Friday, June 21, 2013

Sichuan Chili Chicken




Prep: 20minCooking: 4-7 minutes

Ingredients:

Chicken Marinade:

  • 150g chicken cut into small cubes
  • ½ tsp. Sichuan peppercorns
  • ½ tsp. chili powder
  • 1 tsp. soy sauce
  • 1 tsp. Shaoxing Rice wine (Dry Sherry can be substituted)
  • 1 tsp. Corn starch
  • 1 tsp. Sesame oil
  • 1 tsp. Chili paste (a Sambal Olek styled paste is best)

Vegetables:

  • 5-10 dried chillies (halved with stem & seeds discarded)
  • ½ tsp. Sichuan peppercorns
  • 1 tsp. ginger sliced thinly
  • 1 tsp. garlic minced
  • 1 small onion cut in half, quartered, and halved again.
  • 1 small Capsicum cut into small squares

Sauce:

  • 1 Tbsp. Sugar (brown is best but white is fine)
  • 1 Tbsp. Chilli powder
  • 1 ½ tsp. Chicken stock powder
  • 2 Tbsp. Corn Starch
  • 2 Tbsp. Soy sauce
  • 2 Tbsp. Shaoxing Rice Wine
  • 1 Tbsp. Chinkiang Black Vinegar (Balsamic can be substituted)
  • 1 tsp. Chilli paste (a Sambal Olek styled paste is best)
  • About 1 cup of water
  • 1 Tbsp. Sesame oil

Method:

  1. Add the sauce ingredients in the order listed to a large bowl and mix thoroughly. Set aside.
  2. In a dry wok roast ½ tsp. of Sichuan Peppercorns for about 30 seconds under low heat till aromatic, and then add to chicken in a bowl. Follow by adding the remaining marinade ingredients and mix thoroughly. Set aside in the fridge while you prepare rice in a rice cooker.
  3. When the rice has only about 7 minutes till it’s ready, add some oil to the wok and add the dry chillies followed by ½ tsp. Sichuan Peppercorns under low heat only until the colour deepens, then remove to a bowl leaving the oil behind in the wok.
  4. Add the ginger & garlic to the wok raising the heat to high. Stir briskly for 15 seconds then add onion. Stir & toss briskly helping the onion pieces separate for a minute then add capsicum while stirring a further 30 seconds. Add a splash of Shaoxing Rice wine and stir & toss to create a wok-hay* effect. Then empty wok onto a clean plate.
  5. Return wok to high heat adding 1-2 Tbsp. oil. When oil begins to smoke add a tsp. chilli paste to the centre of the oil and immediately spoon the marinated chicken into the wok forming a consistent level layer much like a pancake. Leave to fry about 45 seconds without stirring, then flip the ‘pancake to fry another 30 seconds on the other side before stirring through the chicken briskly to break the ‘pancake’ up into individual pieces till done on all sides (about 30 seconds). Then slide the fried vegetable mix back into the wok and toss/mix together with the chicken till combined well. Again empty the wok’s contents onto the plate.
  6. Lower heat to lowest setting. Stir the sauce mixture thoroughly ensuring the thick starch & sugar layer at the bottom of the bowl is loosened completely. Empty the sauce mix into the wok and raise back to high heat while stirring, paying special attention to the base and sides returning the congealing parts back into the centre. When the sauce has turned and is all one uniform bubbling mass turn the heat straight down and slide the chicken mix back from the plate into the sauce followed by the fried chillies, and at high heat mix all through the sauce until combined well. For an authentic spicy red sheen, add a Tbsp. of Sichuan chilli oil, mix, and serve alongside white rice.
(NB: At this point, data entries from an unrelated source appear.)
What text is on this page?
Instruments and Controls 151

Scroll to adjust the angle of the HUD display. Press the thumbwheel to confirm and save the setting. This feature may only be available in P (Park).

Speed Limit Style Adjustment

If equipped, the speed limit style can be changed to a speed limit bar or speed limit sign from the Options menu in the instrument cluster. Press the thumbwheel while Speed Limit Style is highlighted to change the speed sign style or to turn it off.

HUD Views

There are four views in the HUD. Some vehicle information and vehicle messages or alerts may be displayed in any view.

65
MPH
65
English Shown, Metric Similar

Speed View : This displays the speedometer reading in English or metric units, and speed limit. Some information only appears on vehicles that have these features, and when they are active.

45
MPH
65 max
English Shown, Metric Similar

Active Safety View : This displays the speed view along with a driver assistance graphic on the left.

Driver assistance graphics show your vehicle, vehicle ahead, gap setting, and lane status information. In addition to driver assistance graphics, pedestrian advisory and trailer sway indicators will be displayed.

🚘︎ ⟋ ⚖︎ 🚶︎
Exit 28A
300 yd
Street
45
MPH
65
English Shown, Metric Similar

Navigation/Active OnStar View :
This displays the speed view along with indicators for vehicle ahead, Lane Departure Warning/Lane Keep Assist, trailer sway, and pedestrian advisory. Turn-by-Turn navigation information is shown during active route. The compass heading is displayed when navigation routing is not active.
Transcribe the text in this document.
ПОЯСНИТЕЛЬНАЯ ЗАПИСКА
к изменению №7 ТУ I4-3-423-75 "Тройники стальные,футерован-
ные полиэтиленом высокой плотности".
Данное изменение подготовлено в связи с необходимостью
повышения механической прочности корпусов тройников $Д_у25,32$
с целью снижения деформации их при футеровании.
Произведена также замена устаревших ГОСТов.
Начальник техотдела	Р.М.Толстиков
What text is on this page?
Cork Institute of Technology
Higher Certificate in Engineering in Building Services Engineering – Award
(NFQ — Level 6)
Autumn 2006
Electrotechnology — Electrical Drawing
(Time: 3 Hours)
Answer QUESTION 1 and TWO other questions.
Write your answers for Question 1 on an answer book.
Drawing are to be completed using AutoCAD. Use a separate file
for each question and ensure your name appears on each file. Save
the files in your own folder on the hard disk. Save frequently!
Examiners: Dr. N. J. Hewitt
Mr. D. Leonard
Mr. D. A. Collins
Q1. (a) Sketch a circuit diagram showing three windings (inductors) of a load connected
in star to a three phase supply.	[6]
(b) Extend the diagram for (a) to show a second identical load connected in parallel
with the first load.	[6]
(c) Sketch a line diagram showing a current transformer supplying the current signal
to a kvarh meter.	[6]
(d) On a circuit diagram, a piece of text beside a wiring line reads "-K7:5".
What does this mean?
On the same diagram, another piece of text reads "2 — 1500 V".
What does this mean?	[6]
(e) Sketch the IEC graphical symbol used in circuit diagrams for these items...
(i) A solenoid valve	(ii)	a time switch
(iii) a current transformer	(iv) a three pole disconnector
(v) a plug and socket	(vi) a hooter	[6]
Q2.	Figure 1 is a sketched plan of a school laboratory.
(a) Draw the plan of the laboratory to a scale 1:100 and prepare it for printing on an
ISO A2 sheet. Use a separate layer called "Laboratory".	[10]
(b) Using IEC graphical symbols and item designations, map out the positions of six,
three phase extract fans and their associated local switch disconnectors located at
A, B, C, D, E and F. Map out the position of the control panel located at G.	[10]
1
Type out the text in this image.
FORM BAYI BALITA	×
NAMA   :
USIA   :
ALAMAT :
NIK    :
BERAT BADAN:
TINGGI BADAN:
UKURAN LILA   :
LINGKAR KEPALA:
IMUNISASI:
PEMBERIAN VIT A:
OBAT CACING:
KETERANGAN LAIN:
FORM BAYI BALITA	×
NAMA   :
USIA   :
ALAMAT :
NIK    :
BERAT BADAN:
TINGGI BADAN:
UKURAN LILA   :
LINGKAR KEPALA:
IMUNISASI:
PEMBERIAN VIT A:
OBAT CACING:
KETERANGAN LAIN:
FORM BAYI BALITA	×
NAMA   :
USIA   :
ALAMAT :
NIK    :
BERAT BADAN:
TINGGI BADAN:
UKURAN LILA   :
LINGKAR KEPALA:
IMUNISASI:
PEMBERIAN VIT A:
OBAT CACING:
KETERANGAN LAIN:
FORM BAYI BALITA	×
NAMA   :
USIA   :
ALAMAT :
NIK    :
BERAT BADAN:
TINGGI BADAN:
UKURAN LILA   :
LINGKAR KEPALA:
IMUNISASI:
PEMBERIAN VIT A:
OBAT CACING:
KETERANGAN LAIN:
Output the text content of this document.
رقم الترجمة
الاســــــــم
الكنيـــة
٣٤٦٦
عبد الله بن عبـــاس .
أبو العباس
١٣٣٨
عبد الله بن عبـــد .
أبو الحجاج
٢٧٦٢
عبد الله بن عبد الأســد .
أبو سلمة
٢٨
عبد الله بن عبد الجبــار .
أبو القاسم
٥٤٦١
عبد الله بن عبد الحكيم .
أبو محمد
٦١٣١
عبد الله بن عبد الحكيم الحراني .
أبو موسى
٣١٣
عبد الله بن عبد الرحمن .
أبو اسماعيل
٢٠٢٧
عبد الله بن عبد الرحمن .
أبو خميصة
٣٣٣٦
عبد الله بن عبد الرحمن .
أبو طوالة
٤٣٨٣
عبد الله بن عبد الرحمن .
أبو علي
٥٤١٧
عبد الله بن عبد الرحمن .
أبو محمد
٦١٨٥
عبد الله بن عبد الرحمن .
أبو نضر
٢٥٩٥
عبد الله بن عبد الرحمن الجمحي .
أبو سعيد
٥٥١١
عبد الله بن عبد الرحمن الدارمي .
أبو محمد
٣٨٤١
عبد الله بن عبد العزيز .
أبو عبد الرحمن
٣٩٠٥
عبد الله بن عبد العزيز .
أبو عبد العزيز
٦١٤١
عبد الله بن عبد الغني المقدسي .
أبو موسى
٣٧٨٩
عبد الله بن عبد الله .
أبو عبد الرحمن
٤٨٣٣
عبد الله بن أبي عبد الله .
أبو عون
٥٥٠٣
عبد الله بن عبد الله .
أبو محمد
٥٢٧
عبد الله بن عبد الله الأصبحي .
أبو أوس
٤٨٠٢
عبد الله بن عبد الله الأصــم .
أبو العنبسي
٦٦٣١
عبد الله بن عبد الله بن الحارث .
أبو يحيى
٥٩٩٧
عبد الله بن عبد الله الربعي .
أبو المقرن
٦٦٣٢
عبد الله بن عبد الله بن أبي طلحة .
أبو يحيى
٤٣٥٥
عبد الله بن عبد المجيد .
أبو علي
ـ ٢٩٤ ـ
* Wok-Hay effect, known as ‘breath of fire’, is a balancing technique of keeping the wok at its highest heat without letting ingredients overload (in turn cooling the wok), while also ensuring nothing overcooks or burns used by Asian Chefs that creates a signature of great Chinese cuisine sometimes difficult to replicate at home without access to the extremely high heat burners used in Asian restaurants, but get it right once and you'll know it and enjoy tasting the difference!